Except no, it’s not.
Without knowing more about the events that led up to the scene in that photo, all we can say is that it shows two police officers trying to handcuff someone who doesn’t want to be handcuffed. Handcuffs are tiny-pretty much exactly wrist-sized, for obvious reasons-so if the person you are trying to cuff is moving his wrists around even a little, you aren’t going to prevail without either a very uneven struggle (at least two against one, preferably three) or, if you are alone, without inflicting enough pain to get your “subject” to see things your way.
Combine that with 1. the way even the most mild-mannered people can react to the feel of actual cold steel locking closed on their wrists and 2. the fact that the moment of cuffing is one of the most dangerous for police, because they have to get inside arm’s reach of someone who is probably not very thrilled with them-and you may start to understand why police can assume such a dominant posture when it comes time to put on the bracelets.
And while many police may be trained-as I was-to handle “passive” and “active” resistance differently, the bar for “active” is low: simply trying to tug your arm away from a cop who has grabbed it can be an express ticket straight past “commands and consequences” to some decidedly less pleasant locations on the “use of force continuum.”
Which gets back to what my instructor was saying.

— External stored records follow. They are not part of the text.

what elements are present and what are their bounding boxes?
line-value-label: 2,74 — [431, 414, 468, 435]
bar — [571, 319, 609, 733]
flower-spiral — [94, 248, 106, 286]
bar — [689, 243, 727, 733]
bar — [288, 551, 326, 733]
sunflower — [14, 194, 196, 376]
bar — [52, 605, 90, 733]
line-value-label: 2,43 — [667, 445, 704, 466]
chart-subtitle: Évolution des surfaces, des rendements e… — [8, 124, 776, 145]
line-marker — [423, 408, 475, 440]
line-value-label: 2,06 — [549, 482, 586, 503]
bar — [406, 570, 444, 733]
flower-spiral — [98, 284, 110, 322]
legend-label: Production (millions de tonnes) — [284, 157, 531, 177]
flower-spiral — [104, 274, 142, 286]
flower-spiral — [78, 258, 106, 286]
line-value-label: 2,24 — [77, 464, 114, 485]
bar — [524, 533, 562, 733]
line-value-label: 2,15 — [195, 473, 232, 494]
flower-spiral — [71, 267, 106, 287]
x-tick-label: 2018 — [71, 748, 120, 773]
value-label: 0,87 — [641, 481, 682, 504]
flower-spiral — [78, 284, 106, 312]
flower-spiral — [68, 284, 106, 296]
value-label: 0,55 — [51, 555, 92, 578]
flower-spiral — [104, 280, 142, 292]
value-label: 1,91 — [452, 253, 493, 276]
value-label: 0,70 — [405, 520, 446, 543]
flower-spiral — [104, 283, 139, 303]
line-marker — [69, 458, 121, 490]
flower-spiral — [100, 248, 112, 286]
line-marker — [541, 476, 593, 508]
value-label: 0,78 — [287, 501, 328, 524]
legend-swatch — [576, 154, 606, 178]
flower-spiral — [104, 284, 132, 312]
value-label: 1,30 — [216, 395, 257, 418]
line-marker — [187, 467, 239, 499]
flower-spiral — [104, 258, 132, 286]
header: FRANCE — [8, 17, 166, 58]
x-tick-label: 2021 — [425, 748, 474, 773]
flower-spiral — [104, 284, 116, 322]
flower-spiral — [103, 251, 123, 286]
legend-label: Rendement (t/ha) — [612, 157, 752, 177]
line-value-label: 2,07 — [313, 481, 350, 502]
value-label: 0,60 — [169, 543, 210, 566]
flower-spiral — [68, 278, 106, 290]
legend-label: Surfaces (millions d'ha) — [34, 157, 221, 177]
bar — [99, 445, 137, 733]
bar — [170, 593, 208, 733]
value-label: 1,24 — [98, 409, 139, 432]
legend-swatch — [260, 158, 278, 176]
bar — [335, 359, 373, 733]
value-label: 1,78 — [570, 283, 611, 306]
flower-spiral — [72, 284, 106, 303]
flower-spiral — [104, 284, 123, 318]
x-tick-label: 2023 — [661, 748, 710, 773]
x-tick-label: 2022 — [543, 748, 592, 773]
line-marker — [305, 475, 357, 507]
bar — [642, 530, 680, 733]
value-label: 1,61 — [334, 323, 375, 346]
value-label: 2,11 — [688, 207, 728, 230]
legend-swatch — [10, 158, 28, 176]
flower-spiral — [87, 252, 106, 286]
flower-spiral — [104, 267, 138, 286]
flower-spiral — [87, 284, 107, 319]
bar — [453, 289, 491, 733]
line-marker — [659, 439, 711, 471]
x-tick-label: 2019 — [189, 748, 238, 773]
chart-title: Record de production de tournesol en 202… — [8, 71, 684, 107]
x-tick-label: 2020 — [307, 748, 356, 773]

The cops in that photo may be doing exactly what they’ve been trained to do, maximizing their own safety and minimizing the chances of the arrestee getting a broken wrist. (Without more context, we can’t eliminate the possibility that they might coincidentally also be assholes, of course. Some cops are. So are some bus drivers and senators.)
To the casual observer, though, it looks like this: an arrestee who wasn’t “struggling” and didn’t even throw a punch is suddenly in the middle of a three-cop pile-on, and it just doesn’t look right.
* * *
Then again, sometimes videos do capture cops doing their jobs improperly, which seems to be the case in the Graber video.
Aside from the question of pulling a gun on a speeder-we were trained that, if you think you need your gun out, you need your gun out-it certainly seems like a problem that this cop both has his gun out and says three complete sentences to Graber before identifying himself as a police officer.
It also seems like a big problem that he never shows a badge at all.
Look at the expression on the cop’s face as he puts his gun away, seemingly upon noticing the arrival of the marked cruiser that becomes visible later when Graber dismounts. Who can say what he’s thinking, but if I had to make a wager, it wouldn’t be that he is confident that he is entirely in the right.
For that matter, it is interesting to consider the fact that, while the existence of Graber’s camera is still a secret at this point, the cop knows he is downrange of the one on the uniform’s dashboard. Is he already thinking about videos and whether or not he is ready for his closeup?
Anyway, I failed my first use-of-force practical exam for pretty much the exact same mistake this trooper made-not explaining quickly and clearly who the hell he is and why anyone should do anything other than run away from or preemptively open fire on the road rager with the gun. I think Graber’s video could have a second, more fruitful life as an illustration to academy cadets of what not to do in similar situations.
Of course, the video is already out; whatever damage it can do has been done. The target of the Graber prosecution isn’t Graber-it’s all of the people who might think of making their own video later. It’s hard to avoid concluding that the authorities want to inspire the following thought before anyone else decides to hit the red button: “Yes, the charges may eventually be dropped, but is it really worth the hassle?”
You really have to like the taste of your master’s boot leather for the answer to that question to be anything but “yes,” but then that’s easy to say from the safety of my laptop. Here’s hoping that at least some of us continue to find the courage of our convictions when it actually matters. Just because some cops have some relatively good reasons for preferring not to be videotaped doesn’t mean the rest of us have to care.
Sutton Stokes will certainly record any encounters he has with the West Virginia State Police.